The potential does not exist in Ethiopia for significant domestic funding of human rights organisations.
Therefore, as a result of the funding restrictions contained in the law, at least 17 organisations have changed their mandate to no longer work on human rights. This included some of the country’s leading human rights organisations.
Those organisations who are attempting to continue working on human rights have been forced to significantly scale back their operations because of the funding restrictions. The Human Rights Council (HRCO) – Ethiopia’s oldest human rights organization – was forced to close 9 out of 12 branch offices and lost around 85 percent of their staff. The country’s leading women’s rights organization – the Ethiopian Women Lawyers Association (EWLA) – was forced to lay off around 70 percent of their staff. In 2008, among their extensive human rights activities, EWLA provided free legal aid to over 17,000 women. In 2010 and 2011 EWLA had effectively ceased to function.
In a retroactive application of the law HRCO and EWLA also had their assets frozen by the Charities and Societies Agency, which amounted to over half a million US dollars each. Since that action was taken by the Agency in late 2009, both organisations have expended significant time and resources in challenging the asset freezing through the Agency and subsequently through the courts. The case is ongoing.
Organisations have reported that the provision of the law requiring them to spend not more than 30 percent of their budget on ‘administrative costs’ has been particularly problematic due to the lack of definition of administrative costs. This term has reportedly even been differently interpreted by Agency staff members. Organisations reported that they were forced to significantly self-censor when writing re-registration documents and organizational plans. The vagueness of the provision means it is open to misuse by officials wishing to silence or punish organisations.
Organisations have also reported that the prohibition placed on anonymous donations has acted as a significant deterrent to donors, in a climate where the authorities have shown clear hostility to human rights organisations.
The law grants the Charities and Societies Agency excessive powers of interference, surveillance and direct involvement in the management and operations of organisations, including the power to suspend licences and confiscate and transfer the assets of any organisation.
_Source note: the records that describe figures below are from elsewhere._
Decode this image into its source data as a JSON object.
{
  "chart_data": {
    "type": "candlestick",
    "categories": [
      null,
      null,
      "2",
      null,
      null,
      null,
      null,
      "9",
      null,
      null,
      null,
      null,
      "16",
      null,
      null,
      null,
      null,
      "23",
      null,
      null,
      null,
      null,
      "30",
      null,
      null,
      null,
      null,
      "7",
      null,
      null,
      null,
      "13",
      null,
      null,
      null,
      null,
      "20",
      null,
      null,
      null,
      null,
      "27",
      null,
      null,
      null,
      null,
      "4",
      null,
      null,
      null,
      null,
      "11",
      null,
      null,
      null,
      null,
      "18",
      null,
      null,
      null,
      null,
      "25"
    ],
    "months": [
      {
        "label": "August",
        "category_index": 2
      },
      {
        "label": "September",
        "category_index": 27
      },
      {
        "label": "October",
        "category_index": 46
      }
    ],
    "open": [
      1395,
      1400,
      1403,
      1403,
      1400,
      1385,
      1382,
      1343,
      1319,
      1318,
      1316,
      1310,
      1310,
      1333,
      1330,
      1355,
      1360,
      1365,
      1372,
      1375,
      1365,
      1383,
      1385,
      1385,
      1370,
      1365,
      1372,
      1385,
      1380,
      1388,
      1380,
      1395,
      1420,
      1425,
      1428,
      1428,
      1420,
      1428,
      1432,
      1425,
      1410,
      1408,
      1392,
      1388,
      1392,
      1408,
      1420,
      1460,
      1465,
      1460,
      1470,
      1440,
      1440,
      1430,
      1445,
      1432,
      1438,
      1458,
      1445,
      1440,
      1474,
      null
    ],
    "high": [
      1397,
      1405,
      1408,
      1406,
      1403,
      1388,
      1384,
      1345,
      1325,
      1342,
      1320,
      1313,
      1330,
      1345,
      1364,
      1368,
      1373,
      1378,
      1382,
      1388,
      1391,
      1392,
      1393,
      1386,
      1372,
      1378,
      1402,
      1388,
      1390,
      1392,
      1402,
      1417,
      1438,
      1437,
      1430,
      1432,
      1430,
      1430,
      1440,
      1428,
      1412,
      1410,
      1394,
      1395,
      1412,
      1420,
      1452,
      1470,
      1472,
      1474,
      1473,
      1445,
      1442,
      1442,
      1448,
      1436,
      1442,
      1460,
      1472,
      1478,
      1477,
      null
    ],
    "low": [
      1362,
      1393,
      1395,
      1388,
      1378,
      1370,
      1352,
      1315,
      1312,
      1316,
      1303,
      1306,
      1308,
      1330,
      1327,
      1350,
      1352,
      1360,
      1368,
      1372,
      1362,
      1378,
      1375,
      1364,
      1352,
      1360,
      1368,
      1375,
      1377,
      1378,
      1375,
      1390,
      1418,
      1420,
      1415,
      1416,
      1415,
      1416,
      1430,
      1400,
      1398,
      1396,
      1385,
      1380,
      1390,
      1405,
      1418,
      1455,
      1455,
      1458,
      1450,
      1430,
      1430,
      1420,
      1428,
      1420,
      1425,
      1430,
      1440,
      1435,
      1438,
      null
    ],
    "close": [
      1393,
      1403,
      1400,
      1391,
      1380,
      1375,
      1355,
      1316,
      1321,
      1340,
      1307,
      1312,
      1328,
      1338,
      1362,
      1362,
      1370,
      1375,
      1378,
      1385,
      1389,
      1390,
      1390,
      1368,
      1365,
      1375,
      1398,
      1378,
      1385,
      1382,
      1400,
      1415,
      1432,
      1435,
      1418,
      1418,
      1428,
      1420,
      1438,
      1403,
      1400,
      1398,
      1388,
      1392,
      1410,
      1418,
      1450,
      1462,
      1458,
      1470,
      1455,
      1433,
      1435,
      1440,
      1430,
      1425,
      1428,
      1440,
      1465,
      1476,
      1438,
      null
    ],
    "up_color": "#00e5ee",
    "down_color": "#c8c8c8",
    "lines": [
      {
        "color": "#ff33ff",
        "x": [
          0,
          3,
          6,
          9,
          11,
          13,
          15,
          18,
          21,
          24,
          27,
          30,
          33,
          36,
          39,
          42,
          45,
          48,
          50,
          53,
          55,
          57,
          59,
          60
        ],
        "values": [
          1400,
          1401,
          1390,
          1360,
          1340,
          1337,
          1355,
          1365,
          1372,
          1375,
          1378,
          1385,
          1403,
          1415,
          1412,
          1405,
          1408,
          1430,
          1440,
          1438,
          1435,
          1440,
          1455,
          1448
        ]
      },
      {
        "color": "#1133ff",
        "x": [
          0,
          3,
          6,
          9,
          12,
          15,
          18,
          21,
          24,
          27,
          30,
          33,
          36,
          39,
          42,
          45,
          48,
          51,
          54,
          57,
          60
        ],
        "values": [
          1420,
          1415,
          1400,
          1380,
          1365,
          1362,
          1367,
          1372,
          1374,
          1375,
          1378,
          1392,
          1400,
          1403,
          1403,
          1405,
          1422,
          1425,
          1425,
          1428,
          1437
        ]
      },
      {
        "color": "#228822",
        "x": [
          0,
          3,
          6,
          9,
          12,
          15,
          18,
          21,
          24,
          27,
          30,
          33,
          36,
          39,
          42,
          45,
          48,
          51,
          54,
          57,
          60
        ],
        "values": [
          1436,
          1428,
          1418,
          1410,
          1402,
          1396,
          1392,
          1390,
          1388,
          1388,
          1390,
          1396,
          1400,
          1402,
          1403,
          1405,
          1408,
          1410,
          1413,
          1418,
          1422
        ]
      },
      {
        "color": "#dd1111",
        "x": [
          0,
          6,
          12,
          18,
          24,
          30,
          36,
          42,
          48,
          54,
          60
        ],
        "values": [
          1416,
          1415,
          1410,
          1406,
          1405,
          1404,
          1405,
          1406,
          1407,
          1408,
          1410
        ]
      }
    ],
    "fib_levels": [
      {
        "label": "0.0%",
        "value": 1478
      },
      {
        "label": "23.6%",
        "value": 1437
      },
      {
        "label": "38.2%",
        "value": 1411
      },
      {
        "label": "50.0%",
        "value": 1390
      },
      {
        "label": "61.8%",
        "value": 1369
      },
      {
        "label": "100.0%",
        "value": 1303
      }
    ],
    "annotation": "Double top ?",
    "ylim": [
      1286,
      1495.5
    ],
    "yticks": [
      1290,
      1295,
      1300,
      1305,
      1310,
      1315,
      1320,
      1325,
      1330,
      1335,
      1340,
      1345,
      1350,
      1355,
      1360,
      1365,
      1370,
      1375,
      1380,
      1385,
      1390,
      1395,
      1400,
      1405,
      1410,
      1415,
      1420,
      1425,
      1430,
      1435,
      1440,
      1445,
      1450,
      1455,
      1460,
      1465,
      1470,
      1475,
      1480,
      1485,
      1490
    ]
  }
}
Amnesty International is particularly concerned by the power of the Agency to demand any document in an organisation’s possession, which could include the testimonies of victims of violation, contravening essential principles of confidentiality and potentially further endangering victims of violations.
During r-registration under the new law some organisations were forced to remove certain areas of work from their mandates including election monitoring. Some organisations were also forced to change their names as a condition of re-registration.
In placing restrictions on freedom of association, freedom of expression and other rights the law violates the Ethiopian Constitution and Ethiopia’s international obligations.
Ethiopia’s human rights defenders had been subjected to threats, attacks, and imprisonment for many years. The Charities and Societies Proclamation has institutionalised this hostility that the government has long shown towards human rights defenders. A number of human rights defenders fled the country as soon as the law was passed. Organisations now have trouble recruiting staff. Organisations are also now widely self-censoring due to fear of repercussions. The majority of human rights defender are too scared to speak out or have the experiences of their organisation discussed or publicized.
It is clear that the intended effect of the law was to silence critical voices. In this respect the law does not stand in isolation, but with the Mass Media Proclamation and the Anti-Terrorism Proclamation, promulgated in 2008 and 2009 respectively. All three laws restrict Ethiopian individuals’ ability to criticize their government, and limit the level of scrutiny and oversight the government is under. In this context the Ethiopian government continues to be responsible for widespread human rights violations. The law therefore jeopardizes the observance and protection of the rights of every citizen of Ethiopia.
Amnesty international calls on the African Commission to
· Urge the government of Ethiopia to amend the Charities and Societies Proclamation to remove the significant restrictions placed on human rights work within its provisions;
· Seek an invitation from the government of Ethiopia for the Special Rapporteur on Human Rights Defenders to visit Ethiopia and assess the operating environment for human rights defenders, in terms of the legislative restriction in place and harassment and threats that they face in their work.